L’Ukraine débarque un robot armé dans un territoire sous contrôle russe via un bateau drone

13 juillet 2026

Un bateau robotique glisse dans l’obscurité, atteint un rivage occupé et libère un robot terrestre armé qui roule à l’intérieur des terres pour se battre sans qu’un seul soldat ne mette le pied sur la plage. Bien que cela ressemble à une scène d’une guerre future, elle s’est récemment déroulée dans le sud de l’Ukraine, reflétant l’adoption rapide par Kiev des systèmes sans équipage alors qu’elle cherche à contrer l’invasion russe.

Décrite comme la première du genre au monde, l’opération a eu lieu sur la flèche de Kinburn occupée par les Russes, dans la région de Mykolaïv, dans le sud de l’Ukraine, selon la 123e brigade de défense territoriale distincte de l’Ukraine, qui l’a menée à une date récente non précisée.

« Une nouvelle ère de guerre commence avec les décisions de commandants courageux », a déclaré aujourd’hui la brigade sur sa page Telegram, ajoutant que l’opération était dirigée par le commandant de la 123e, le colonel Oleg Makukha. La mission impliquait le 1er bataillon de systèmes sans pilote de la brigade, sous les ordres du major Denys Gipik.

Une vidéo publiée par la brigade montre une partie de l’opération depuis un drone aérien ainsi que depuis le véhicule terrestre sans équipage (UGV) et depuis le navire qui l’a transporté jusqu’au rivage. Le navire de surface sans équipage (USV), propulsé par un moteur hors-bord, s’échoue avant d’abaisser une rampe de proue qui permet à l’UGV à roues de débarquer. Armé d’une mitrailleuse, l’UGV est alors aperçu en train d’engager une cible au-delà de la plage. L’USV s’en va ensuite, même s’il n’est pas clair si une tentative a été faite pour récupérer l’UGV.

L’UGV semble être un membre de la famille Rys, produit par Roboneers et armé d’une mitrailleuse de 7,62 mm. Ces plates-formes intègrent généralement un ordinateur balistique pour des tirs précis et une intelligence artificielle qui facilite la détection, le suivi et l’engagement autonomes des cibles.

La famille de véhicules Rys est déjà largement utilisée pour les missions de logistique, d’évacuation des blessés, d’ingénierie de combat et de soutien au combat. Des variantes ont également été configurées pour les opérations de pose de mines et de déminage.

Un UGV ukrainien utilisé pour l’évacuation des soldats blessés :

L’Ukraine a intensifié son utilisation d’UGV similaires, qui, selon elle, ont joué un rôle crucial dans certains engagements. Plus tôt cette année, un droïde TW-7.62, également équipé d’une mitrailleuse de 7,62 mm, aurait détruit deux drones russes avant d’ouvrir le feu sur l’infanterie russe, tuant un et en blessant un autre. Le droïde resta dans le combat, malgré les tirs d’artillerie, et repoussa une autre attaque d’infanterie russe.

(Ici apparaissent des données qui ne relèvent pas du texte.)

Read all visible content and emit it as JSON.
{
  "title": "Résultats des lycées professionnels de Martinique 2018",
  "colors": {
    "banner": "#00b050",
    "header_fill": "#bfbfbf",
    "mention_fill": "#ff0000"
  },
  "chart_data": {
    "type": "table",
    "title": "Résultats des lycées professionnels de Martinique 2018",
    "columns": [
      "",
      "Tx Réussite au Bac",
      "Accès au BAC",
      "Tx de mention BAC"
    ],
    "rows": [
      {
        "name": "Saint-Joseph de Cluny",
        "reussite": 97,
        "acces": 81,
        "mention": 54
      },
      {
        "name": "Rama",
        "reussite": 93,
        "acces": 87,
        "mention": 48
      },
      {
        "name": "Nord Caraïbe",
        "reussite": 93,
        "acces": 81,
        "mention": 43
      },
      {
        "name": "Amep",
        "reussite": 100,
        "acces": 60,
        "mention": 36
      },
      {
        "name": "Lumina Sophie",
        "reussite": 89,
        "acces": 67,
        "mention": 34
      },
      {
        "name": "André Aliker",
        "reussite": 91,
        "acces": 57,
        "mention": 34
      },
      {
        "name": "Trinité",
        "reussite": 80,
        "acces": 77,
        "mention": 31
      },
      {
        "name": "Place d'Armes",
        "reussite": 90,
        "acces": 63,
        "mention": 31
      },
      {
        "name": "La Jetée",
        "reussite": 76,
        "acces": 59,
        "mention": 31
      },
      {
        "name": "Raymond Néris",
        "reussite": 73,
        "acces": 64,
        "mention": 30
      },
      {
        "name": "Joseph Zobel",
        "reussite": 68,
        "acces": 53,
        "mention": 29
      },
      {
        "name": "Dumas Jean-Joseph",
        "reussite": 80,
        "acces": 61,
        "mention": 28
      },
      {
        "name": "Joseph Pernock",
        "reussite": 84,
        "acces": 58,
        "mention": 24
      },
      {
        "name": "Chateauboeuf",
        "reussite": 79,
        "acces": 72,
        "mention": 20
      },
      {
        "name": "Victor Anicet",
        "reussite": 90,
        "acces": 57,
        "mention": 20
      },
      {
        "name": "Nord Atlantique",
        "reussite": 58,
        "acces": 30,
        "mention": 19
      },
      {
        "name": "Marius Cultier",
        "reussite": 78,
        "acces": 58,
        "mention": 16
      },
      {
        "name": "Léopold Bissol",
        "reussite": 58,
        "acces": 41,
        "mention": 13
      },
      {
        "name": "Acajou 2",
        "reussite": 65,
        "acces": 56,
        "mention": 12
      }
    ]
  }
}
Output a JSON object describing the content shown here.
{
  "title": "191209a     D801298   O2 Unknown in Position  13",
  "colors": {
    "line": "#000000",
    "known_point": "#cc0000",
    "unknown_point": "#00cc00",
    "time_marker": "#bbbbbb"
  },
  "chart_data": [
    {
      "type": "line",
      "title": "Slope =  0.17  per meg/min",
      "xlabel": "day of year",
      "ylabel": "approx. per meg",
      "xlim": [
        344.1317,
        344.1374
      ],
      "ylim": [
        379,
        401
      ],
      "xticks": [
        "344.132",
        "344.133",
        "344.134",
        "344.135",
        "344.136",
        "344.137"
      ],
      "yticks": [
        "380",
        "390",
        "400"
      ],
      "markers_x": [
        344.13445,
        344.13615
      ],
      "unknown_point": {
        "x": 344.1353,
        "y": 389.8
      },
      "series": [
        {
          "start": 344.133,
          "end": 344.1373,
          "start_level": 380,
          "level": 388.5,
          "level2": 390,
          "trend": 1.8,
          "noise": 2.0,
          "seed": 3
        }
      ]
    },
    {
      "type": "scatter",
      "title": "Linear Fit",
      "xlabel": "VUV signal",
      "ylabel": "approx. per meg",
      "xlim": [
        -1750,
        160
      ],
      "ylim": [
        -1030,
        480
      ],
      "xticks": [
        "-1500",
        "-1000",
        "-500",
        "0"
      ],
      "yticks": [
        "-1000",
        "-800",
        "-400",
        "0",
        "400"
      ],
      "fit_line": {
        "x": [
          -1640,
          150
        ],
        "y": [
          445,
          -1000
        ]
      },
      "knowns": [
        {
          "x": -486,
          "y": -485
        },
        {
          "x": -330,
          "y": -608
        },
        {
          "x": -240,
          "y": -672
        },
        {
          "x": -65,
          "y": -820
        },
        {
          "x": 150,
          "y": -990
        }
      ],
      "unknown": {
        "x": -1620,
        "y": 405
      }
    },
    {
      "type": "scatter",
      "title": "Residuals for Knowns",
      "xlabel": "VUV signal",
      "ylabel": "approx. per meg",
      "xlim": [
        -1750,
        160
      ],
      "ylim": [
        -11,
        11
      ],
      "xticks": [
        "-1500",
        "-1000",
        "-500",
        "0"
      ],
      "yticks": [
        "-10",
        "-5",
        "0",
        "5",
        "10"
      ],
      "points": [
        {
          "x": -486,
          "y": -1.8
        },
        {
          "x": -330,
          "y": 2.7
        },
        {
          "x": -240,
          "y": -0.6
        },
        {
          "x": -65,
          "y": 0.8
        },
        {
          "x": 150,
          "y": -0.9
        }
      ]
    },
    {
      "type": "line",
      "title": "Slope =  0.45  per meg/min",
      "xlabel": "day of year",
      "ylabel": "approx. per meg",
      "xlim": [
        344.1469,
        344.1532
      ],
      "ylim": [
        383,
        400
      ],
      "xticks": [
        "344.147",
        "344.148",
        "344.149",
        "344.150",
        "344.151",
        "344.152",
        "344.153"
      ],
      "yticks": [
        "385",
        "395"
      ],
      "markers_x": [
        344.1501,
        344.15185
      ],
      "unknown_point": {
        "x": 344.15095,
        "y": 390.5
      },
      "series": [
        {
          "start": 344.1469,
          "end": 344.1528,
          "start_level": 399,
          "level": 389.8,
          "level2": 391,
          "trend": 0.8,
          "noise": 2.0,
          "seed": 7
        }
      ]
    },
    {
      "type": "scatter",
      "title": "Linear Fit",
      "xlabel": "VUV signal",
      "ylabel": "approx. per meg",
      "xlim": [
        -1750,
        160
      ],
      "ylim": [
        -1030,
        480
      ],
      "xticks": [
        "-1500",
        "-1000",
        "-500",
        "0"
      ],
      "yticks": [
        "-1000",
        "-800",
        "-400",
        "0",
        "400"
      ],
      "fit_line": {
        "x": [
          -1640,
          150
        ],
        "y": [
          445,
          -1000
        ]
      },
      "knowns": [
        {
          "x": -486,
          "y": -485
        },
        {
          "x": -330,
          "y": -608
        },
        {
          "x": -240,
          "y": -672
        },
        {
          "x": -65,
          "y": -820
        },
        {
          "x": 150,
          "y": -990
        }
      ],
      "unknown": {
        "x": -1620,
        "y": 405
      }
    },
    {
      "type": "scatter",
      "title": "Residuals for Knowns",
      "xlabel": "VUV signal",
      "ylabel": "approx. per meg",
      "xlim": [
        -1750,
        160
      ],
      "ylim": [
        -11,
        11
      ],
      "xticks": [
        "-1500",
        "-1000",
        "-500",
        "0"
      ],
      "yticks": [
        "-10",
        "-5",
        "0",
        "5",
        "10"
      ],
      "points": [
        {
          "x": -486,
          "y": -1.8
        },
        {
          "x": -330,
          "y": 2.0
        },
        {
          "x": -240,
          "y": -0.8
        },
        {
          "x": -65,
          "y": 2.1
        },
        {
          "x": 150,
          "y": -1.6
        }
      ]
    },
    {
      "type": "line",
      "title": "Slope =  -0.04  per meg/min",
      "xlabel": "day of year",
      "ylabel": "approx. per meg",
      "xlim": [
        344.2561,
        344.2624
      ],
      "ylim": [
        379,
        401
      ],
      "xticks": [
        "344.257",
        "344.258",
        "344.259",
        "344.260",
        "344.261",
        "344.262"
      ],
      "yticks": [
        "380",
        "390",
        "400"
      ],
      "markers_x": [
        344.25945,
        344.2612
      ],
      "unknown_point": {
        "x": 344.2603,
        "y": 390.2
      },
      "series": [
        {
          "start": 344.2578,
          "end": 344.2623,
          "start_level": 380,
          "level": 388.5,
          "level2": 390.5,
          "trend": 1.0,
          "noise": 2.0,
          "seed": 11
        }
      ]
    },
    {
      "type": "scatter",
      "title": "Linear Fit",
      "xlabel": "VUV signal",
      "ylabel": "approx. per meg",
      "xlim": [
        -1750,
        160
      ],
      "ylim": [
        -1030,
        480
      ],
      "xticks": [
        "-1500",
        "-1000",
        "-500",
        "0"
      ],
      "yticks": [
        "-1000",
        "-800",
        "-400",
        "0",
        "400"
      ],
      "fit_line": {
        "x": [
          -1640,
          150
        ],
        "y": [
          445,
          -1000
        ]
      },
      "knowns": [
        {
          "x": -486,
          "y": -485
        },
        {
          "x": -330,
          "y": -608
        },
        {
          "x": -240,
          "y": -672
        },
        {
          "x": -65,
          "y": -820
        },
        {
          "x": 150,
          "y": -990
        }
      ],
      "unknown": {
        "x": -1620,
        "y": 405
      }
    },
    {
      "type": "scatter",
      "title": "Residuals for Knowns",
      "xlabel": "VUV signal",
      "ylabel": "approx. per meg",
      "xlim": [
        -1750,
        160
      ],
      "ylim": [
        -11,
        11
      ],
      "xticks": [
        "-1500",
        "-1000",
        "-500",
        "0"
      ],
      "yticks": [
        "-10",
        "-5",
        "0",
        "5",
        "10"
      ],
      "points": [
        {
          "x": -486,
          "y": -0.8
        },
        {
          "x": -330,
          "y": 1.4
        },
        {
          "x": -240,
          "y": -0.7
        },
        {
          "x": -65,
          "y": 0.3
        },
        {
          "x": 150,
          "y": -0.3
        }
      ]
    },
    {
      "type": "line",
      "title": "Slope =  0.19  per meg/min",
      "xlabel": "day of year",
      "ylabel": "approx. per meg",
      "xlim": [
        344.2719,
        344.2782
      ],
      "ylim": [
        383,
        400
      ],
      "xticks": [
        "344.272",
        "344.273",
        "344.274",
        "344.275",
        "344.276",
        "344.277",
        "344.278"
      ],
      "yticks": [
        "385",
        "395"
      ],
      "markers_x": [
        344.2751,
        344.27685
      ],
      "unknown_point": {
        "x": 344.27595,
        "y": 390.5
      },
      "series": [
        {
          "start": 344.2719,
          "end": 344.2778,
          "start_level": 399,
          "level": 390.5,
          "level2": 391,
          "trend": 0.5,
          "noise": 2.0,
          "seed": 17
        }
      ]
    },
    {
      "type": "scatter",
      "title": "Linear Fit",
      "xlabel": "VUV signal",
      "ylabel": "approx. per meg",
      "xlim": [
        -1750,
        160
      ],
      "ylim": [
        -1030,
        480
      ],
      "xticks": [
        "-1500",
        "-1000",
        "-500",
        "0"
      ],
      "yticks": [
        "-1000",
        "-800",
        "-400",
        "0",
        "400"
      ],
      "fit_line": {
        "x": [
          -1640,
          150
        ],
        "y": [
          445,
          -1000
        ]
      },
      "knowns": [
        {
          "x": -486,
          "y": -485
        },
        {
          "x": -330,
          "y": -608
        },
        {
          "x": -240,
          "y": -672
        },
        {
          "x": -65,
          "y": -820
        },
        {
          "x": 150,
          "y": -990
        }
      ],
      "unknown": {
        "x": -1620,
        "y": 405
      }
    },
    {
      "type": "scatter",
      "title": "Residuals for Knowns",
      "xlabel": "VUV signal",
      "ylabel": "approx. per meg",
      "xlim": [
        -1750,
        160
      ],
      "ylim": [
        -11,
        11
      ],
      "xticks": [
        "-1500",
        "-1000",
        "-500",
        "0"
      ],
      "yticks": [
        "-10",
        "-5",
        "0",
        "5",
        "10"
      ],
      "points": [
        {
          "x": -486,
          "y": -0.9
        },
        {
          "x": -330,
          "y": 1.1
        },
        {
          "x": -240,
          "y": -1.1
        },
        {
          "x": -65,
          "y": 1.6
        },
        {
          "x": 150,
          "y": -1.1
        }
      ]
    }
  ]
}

Vous pouvez lire ici notre compte rendu détaillé des efforts déployés par l’Ukraine pour construire son arsenal UGV.

Pendant ce temps, la flèche de Kinburn fait partie des zones côtières du sud de l’Ukraine les plus âprement disputées.

Les forces russes ont occupé cette étroite flèche d’environ six milles de long à l’été 2022. Surplombant l’embouchure du fleuve Dnipro, elle est devenue une base pour les systèmes de guerre électronique ainsi que pour les frappes de missiles et d’artillerie contre le sud de l’Ukraine. La Russie a également construit des bunkers en béton et y aurait établi une station de contrôle des drones.

L’Ukraine a ciblé à plusieurs reprises la flèche depuis fin 2022 avec des missions de reconnaissance, des raids et des frappes de précision dans le but d’éroder l’emprise de la Russie sur la région. Bien que Moscou ait conservé le contrôle pendant une grande partie de la guerre, les attaques ukrainiennes ont régulièrement augmenté le coût de la défense de la position.

En juin, l’Institute for the Study of War, un groupe de réflexion américain, a rapporté que les troupes russes s’étaient retirées de la broche sous la pression ukrainienne soutenue, tandis que les marines ukrainiens y ont ensuite déployé un drapeau national à l’aide d’un drone. Les forces russes se sont retirées sous un feu nourri, tandis que l’évacuation du personnel survivant se poursuit, a indiqué le 25 juin un communiqué des Forces de défense du Sud de l’Ukraine.

Il reste à savoir si les forces russes sont revenues depuis, dans une certaine mesure, ce qui signifie que la dernière opération pourrait avoir été conçue comme une reconnaissance, une démonstration technologique, ou les deux.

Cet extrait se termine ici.